I blinked, then my heart beat a little faster as images of Kaidan went flashing by the screen. There was a really terrible photo – it looked like an ID of when he’d first enlisted. I’d thought his current haircut was a little odd when I first saw it, but clearly, it was an improvement over his older style. Then there was another picture – a still from a vid following some rescue mission, then a formal shot of him and about a dozen other officers, all holding up their omnitools in salute. Must have been some tech training class picture. Then I blinked as a blurry snapshot from Eden Prime flashed by. Kaidan was carrying me over his shoulder, my jumpsuit-clad butt held up for all the world to see.

“What the hell is that, EDI?” I gaped.

“This is a popular picture on the extranet,” EDI told me. “It is usually cropped like this, though.” She zoomed in so that my ass filled the screen.

“Great,” I rolled my eyes. “Horn dog humans.”

“Actually, this picture is very popular among the asari porn sites…”

“Find something else,” I said wearily. I didn’t want to think about that, I really didn’t.

“If you want to look at Staff Commander Alenko’s posterior instead of your own, then here is a good shot.”

I blinked as another image filled the screen. The AI was right. It was a good shot. Kaidan was half turned and climbing up a flight of stairs. He had a grim look on his face and he was following someone – me, I saw. He was looking back at the camera over his shoulder. It was from Feros, I realized, recognizing those horrible concrete stairwells that I’d run up and down with Kaidan at my back. It must have been a snapshot that Elizabeth Baynam had taken. She’d whipped out a camera before we’d left, begging us to let her send in reports on our heroism to all the news networks. Only the Citadel News Net had picked up the story, and I figured that was because Emily Wong thought she owed me a favor or something. Feros was a small colony – few people cared about it. That kind of thing was so typical of the media.

“That’s a nice view,” I admitted, cocking my head. “But not in that armor. I burned that crap down into omnigel and bought him a Hydra VI after Feros.”

“The Liberator armor is strong and well-built,” EDI said. “Better than the Hydra…”

“It’s yellow,” I said flatly. “He looks like a bumblebee. A hot bumblebee, but a bumblebee.”

“I could tint the photo to make it black and white if you do not like the color,” EDI said.

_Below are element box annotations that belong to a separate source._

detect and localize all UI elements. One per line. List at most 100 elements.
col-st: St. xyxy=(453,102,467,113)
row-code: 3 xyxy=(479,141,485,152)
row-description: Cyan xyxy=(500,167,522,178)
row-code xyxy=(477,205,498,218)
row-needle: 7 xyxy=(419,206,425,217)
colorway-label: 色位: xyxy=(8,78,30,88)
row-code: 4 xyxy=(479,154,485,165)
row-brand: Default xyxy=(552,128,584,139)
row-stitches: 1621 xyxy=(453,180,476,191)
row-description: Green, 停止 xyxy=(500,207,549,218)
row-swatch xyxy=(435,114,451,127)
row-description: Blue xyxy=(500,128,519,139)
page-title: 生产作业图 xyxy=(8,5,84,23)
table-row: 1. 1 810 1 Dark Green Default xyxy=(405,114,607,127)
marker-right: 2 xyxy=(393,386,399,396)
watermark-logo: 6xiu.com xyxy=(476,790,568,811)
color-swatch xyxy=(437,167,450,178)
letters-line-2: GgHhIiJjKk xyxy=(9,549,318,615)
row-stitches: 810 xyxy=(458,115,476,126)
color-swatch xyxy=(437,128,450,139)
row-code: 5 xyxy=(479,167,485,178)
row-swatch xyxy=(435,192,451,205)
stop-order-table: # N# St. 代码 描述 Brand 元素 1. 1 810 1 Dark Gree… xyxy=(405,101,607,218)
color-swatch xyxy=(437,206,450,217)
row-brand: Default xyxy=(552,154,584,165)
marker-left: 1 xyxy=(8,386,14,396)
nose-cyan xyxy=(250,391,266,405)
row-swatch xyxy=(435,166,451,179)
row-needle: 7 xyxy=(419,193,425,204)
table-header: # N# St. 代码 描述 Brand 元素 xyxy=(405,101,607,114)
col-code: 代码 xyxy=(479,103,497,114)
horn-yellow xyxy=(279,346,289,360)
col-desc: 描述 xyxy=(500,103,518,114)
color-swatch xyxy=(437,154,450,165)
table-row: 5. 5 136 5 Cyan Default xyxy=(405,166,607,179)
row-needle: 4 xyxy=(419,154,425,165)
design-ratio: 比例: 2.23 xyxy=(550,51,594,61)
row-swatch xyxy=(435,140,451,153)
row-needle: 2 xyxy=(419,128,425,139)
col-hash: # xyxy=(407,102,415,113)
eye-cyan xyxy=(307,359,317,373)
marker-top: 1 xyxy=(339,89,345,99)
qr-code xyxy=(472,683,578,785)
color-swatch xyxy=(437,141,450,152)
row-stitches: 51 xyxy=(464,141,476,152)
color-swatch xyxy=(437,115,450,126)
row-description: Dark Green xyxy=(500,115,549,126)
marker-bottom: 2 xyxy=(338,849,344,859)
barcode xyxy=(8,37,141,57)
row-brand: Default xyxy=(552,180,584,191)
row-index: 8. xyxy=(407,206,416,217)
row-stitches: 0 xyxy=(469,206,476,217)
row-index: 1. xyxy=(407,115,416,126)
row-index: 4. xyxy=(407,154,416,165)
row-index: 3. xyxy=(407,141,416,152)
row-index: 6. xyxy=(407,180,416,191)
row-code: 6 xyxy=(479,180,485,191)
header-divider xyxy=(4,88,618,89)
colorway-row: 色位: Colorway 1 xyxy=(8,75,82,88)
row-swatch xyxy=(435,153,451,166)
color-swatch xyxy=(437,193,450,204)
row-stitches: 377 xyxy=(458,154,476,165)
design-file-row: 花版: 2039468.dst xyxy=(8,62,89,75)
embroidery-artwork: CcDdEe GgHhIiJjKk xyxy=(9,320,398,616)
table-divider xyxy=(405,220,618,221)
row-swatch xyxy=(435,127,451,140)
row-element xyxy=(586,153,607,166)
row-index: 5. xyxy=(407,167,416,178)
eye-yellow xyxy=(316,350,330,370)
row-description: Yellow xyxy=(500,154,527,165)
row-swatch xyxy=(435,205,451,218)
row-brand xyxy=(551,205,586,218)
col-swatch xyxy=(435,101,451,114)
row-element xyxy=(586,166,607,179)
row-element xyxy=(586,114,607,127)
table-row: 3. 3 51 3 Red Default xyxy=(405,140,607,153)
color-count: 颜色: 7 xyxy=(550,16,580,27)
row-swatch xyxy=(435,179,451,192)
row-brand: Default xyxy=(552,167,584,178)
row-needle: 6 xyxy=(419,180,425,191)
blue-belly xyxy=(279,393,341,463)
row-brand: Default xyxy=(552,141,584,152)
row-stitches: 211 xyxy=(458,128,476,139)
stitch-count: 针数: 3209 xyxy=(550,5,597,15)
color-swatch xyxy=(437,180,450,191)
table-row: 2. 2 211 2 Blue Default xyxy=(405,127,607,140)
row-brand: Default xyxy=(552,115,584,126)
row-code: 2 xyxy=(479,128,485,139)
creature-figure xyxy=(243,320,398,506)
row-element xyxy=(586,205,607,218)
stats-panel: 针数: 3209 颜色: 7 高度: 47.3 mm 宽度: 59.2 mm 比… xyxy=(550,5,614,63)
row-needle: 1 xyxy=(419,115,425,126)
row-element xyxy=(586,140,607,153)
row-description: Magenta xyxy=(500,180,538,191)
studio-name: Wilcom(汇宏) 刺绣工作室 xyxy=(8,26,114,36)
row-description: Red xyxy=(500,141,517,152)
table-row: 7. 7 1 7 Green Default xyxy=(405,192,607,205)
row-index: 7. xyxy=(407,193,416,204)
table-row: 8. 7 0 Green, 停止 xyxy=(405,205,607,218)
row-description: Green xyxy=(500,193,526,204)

“You know what?” I said, standing. “This is stupid. I have things to do, colonists to find, and a galaxy to save – again. And since I don’t have the help of my insubordinate but indispensable lieutenant just now, I’d better get a move on.”

“What about this one?” EDI said.

I turned back to the photo frame and found my heart had somehow lodged itself in my throat.

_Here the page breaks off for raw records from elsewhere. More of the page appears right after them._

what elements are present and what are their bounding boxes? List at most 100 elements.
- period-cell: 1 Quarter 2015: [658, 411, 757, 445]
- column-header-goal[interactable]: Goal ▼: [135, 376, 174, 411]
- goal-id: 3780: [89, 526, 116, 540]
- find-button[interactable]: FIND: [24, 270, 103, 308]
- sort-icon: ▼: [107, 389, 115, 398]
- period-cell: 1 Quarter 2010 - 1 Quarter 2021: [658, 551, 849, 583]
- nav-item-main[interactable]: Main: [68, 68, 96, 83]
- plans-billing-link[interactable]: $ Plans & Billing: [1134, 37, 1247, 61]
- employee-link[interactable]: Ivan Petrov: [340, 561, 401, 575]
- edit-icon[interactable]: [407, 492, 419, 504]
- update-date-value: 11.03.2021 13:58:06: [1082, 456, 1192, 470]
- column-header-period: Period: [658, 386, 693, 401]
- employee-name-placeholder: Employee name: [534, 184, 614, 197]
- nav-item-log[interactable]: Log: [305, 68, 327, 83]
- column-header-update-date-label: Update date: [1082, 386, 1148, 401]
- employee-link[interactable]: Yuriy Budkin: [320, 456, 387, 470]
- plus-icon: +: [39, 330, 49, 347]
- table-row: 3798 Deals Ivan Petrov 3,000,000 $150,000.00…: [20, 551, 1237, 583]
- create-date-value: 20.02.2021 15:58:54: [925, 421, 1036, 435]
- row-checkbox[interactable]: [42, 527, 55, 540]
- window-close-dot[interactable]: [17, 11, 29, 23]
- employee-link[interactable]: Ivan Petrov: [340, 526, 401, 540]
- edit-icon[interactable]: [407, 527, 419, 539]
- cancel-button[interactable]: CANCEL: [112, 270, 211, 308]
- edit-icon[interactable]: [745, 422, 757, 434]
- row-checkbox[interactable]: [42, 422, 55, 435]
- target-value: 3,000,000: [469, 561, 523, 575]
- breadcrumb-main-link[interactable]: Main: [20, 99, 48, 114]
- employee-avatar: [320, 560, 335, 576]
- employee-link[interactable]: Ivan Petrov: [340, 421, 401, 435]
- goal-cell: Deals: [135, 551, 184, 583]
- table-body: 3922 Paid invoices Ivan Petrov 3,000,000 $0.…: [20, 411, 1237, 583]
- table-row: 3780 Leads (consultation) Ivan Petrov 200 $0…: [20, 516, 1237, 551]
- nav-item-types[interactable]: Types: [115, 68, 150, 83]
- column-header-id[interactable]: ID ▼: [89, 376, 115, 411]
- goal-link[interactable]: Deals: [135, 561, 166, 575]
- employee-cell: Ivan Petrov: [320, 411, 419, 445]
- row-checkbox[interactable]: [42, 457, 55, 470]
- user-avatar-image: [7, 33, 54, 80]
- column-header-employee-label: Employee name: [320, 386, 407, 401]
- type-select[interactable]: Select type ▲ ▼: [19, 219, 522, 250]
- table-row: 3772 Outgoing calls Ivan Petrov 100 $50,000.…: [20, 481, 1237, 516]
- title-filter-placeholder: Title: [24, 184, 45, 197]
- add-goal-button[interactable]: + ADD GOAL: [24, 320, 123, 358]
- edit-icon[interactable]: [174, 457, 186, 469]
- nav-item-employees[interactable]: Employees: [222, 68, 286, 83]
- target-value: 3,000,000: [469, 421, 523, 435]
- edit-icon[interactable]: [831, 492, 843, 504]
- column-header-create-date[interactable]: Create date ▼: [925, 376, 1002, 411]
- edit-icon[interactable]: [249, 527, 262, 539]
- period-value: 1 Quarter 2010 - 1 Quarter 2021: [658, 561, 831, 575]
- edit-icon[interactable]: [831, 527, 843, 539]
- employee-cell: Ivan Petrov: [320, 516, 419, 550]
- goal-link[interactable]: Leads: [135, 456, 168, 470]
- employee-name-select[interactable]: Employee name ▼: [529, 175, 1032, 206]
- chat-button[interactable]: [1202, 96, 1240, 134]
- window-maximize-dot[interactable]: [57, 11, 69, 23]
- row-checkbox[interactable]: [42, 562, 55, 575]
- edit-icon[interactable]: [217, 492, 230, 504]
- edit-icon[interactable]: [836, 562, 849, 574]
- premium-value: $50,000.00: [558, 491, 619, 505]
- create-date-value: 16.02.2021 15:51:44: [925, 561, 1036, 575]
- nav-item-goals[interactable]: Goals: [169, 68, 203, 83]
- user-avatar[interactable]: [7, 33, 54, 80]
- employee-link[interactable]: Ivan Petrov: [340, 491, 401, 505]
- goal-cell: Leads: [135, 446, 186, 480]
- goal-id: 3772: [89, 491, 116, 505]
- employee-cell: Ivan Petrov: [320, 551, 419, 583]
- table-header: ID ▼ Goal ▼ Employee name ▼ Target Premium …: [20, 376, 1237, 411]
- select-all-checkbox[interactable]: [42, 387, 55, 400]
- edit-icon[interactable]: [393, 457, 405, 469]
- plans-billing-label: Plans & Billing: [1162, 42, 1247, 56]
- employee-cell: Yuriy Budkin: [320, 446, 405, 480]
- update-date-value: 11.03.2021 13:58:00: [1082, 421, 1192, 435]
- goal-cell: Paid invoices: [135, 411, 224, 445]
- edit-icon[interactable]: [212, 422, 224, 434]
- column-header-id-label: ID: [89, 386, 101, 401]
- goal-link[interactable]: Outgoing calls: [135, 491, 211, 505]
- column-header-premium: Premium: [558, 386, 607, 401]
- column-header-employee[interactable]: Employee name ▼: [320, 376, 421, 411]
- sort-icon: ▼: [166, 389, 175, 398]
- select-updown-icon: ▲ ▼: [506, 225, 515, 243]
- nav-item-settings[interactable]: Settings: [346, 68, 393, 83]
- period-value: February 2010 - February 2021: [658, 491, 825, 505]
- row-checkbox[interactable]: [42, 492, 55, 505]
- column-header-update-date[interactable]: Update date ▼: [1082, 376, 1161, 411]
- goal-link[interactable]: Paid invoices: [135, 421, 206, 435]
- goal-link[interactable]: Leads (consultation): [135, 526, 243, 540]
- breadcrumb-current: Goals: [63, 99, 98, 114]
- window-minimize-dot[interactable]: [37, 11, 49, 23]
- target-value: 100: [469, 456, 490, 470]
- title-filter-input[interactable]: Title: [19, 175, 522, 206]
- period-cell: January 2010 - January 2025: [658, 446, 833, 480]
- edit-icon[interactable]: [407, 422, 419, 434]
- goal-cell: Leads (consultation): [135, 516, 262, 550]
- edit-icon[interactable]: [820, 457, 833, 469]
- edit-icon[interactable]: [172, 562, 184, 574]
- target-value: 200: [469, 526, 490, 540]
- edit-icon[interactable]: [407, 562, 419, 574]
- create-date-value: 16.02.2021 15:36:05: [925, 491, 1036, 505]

“Damn.” I think I breathed after a second. “Kaidan.”

It was him, alright. It was some stock photo, one sent out with rosters and dossiers. He was looking at the camera with one eyebrow slightly raised. Serious, calm, completely in control. I knew that wasn’t his only expression, but it was the one that I’d seen first – the one that made me want to see more.

“That’ll do, EDI,” I said curtly, refusing to let my emotions bubble over at the mere sight of a picture. “Use that one.”

“Done, Commander,” EDI said, and the frame flickered for a second, then the image held steady. “I like it as well.”

I raised an eyebrow. “You like it? You’re a program.”

“His features are very regular,” EDI explained. “They fall well within the proportions accorded to human beauty.”

“They sure do,” I agreed. “But don’t be getting any ideas, EDI.”

“I do not understand, Commander. I am an AI, and am not subject to human emotions or attractions.”

“Lucky you,” I muttered.

I took one last look at Kaidan’s holo, then left the room before I started getting weepy in front of my own damn ship.